To fix this issue, the researchers did some reprogramming. Originally, the system just looked for the maximum velocity and stored that and the inflation cycle start time associated with it. After the switch, the system always saved the most recent velocity but only updated the start time if the stored velocity was slower than the more recent one. If the system hit a rough spot and slowed down dramatically, it could find an optimal means to power through and then re-optimize for the optimum speed afterward.
This adjustment got the four-car system to move at an average speed of two millimeters per second. Not quite as good as the three-car train, but quite close to it.

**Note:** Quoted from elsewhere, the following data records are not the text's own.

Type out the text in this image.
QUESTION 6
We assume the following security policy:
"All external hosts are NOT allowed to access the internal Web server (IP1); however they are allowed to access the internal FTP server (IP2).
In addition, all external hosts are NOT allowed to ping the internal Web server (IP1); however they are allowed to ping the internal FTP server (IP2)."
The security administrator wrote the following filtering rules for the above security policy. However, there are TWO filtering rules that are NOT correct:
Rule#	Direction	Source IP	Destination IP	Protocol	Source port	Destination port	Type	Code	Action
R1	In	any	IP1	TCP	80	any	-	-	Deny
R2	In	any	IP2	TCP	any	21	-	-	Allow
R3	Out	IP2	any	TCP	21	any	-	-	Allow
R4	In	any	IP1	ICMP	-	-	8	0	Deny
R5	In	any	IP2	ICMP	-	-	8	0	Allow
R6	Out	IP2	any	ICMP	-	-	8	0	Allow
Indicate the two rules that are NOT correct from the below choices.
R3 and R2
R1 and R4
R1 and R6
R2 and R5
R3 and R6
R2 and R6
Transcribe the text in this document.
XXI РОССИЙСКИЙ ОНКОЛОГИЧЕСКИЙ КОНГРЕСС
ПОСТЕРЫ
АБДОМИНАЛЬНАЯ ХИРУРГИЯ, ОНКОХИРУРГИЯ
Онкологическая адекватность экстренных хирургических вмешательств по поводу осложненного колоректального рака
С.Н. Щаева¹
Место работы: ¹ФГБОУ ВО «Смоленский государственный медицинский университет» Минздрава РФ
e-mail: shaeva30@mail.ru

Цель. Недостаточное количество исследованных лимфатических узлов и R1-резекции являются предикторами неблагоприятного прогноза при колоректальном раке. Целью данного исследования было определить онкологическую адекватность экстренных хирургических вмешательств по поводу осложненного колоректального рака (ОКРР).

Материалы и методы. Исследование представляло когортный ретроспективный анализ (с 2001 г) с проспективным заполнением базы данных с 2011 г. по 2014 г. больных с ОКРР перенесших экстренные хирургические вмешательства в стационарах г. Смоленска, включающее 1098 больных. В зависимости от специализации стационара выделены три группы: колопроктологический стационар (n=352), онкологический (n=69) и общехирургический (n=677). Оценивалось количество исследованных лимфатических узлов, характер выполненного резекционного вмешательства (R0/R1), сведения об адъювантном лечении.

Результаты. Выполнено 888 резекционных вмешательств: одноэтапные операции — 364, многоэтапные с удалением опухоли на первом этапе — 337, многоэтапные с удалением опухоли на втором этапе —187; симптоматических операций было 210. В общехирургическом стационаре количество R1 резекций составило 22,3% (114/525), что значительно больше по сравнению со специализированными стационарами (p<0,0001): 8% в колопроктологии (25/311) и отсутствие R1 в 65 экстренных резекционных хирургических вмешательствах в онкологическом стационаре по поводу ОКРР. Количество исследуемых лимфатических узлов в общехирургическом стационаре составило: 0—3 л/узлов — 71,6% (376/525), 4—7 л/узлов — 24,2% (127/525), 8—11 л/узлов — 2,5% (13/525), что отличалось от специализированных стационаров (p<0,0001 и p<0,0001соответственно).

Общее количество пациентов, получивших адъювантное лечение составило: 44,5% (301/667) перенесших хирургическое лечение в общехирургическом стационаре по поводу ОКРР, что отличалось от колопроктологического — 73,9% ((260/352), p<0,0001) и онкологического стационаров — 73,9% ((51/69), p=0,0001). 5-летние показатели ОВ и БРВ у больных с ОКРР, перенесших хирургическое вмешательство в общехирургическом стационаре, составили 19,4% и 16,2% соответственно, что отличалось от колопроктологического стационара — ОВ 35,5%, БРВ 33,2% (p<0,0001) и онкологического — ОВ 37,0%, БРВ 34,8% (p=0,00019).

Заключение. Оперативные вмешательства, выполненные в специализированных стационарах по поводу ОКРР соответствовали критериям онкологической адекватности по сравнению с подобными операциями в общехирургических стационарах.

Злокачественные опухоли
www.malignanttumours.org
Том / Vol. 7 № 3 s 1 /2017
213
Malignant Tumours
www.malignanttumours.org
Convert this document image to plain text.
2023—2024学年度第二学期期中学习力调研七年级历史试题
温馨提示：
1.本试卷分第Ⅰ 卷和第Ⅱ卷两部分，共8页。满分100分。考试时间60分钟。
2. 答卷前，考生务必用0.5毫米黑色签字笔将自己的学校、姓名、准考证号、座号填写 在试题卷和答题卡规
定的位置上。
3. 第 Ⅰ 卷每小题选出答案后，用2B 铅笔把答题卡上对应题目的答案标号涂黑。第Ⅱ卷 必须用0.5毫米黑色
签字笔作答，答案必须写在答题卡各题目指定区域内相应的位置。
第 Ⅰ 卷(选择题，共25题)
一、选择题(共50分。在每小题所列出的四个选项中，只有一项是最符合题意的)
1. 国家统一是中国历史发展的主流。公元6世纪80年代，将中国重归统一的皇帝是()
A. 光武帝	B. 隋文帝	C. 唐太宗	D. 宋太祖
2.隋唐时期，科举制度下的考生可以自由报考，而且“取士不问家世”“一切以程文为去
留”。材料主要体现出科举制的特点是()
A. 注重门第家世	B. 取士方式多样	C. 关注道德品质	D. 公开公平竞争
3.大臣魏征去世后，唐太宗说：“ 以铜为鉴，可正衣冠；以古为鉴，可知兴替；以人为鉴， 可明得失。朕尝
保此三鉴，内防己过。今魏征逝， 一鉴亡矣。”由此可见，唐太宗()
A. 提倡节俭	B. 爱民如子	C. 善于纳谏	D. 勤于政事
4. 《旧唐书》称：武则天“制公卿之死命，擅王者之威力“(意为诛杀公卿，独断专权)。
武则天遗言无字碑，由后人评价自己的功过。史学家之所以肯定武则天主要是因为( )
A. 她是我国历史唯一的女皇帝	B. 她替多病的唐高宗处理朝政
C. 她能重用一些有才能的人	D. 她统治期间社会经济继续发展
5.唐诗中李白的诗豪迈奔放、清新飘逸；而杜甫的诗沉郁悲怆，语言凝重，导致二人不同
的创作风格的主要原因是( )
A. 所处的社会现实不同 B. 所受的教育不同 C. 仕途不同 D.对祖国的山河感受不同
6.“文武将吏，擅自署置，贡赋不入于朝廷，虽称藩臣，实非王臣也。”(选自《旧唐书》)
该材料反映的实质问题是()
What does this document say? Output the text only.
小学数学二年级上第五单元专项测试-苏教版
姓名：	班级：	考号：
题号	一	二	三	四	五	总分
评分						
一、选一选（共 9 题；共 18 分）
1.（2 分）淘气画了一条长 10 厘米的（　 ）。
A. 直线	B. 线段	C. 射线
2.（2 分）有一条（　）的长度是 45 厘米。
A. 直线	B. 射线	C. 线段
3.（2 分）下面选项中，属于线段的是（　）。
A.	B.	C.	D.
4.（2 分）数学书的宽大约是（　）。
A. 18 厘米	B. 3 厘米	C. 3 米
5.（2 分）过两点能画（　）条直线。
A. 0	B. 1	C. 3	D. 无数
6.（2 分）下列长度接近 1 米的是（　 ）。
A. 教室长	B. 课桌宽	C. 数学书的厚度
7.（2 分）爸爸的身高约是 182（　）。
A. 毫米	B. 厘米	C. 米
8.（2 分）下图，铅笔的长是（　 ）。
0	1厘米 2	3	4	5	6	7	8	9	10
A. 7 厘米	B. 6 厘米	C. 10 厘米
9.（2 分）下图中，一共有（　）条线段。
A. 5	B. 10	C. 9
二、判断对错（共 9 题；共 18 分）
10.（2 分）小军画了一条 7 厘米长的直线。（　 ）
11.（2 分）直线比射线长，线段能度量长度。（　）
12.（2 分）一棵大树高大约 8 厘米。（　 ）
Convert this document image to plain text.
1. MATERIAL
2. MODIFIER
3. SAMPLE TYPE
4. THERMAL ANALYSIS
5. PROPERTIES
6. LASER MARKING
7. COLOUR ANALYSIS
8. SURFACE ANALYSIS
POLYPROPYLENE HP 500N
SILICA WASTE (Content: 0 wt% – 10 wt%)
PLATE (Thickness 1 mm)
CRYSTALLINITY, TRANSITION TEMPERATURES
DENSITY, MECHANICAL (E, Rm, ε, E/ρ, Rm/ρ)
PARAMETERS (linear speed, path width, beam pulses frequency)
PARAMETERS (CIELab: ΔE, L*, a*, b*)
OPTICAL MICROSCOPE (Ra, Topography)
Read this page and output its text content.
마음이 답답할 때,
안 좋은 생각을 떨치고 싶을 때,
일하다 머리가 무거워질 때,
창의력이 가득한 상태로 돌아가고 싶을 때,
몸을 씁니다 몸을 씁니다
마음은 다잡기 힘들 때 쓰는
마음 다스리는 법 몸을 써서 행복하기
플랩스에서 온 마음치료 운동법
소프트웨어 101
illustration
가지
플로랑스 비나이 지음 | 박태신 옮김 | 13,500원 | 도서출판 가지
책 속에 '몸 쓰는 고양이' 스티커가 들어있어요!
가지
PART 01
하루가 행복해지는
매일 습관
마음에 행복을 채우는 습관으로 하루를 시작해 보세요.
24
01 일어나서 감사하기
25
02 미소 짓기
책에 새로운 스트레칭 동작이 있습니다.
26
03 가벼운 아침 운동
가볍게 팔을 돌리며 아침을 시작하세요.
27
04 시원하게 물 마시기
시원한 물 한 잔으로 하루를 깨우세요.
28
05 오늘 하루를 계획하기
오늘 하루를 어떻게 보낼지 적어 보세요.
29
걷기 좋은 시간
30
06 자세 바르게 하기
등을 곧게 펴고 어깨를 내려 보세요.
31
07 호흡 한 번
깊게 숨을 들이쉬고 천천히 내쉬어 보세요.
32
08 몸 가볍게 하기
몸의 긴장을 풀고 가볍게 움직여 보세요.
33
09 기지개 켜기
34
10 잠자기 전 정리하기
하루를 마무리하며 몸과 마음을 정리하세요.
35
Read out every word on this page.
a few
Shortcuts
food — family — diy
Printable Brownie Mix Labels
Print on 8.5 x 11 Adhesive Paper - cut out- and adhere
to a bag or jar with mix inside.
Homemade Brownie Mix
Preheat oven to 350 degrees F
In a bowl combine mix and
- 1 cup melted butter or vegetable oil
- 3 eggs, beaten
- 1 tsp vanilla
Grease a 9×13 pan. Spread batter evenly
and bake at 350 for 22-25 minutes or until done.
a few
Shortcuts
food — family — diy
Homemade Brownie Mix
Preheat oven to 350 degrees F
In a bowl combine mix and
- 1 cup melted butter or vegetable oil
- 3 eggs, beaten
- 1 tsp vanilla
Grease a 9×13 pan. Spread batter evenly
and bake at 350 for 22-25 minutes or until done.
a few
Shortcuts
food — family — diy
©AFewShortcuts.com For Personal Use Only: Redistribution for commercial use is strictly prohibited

The misadventures between expectations and reality did not end there. To test whether the system could learn to recover from failure, the researchers blocked the release valve in one of the units, forcing it into an always-inflated state. The algorithm re-optimized, but the researchers found that it worked even better when the pump still turned on and off, even if the pump wasn’t pushing any air. Apparently, the vibrations helped limit the friction that might otherwise bog the whole system down.
The refinement system, which tried start times close to the maximum, also turned out to be problematic once a train got long enough. With a seven-car example, the system would regularly reach the maximum speed but quickly slow back down. Apparently, the slight variations tested during refinement could be tolerated when a train was small, but they put too many cars out of sync once the train got long enough.
Still, the overall system was pretty effective, even if used on a simple system. It took two simple properties and turned them into a self-learning system that could respond to environmental changes like friction. The system was scalable in that it worked well for systems with a variety of train lengths. And it was robust to damage, such as when the researchers blocked a valve. In a different experiment, the researchers cut the train in half, and both halves re-optimized their speeds.
While simple, the system provides some insights into how we might think about self-teaching systems. And the experiment reminds us that the real world will throw even the best self-teaching system a few curves.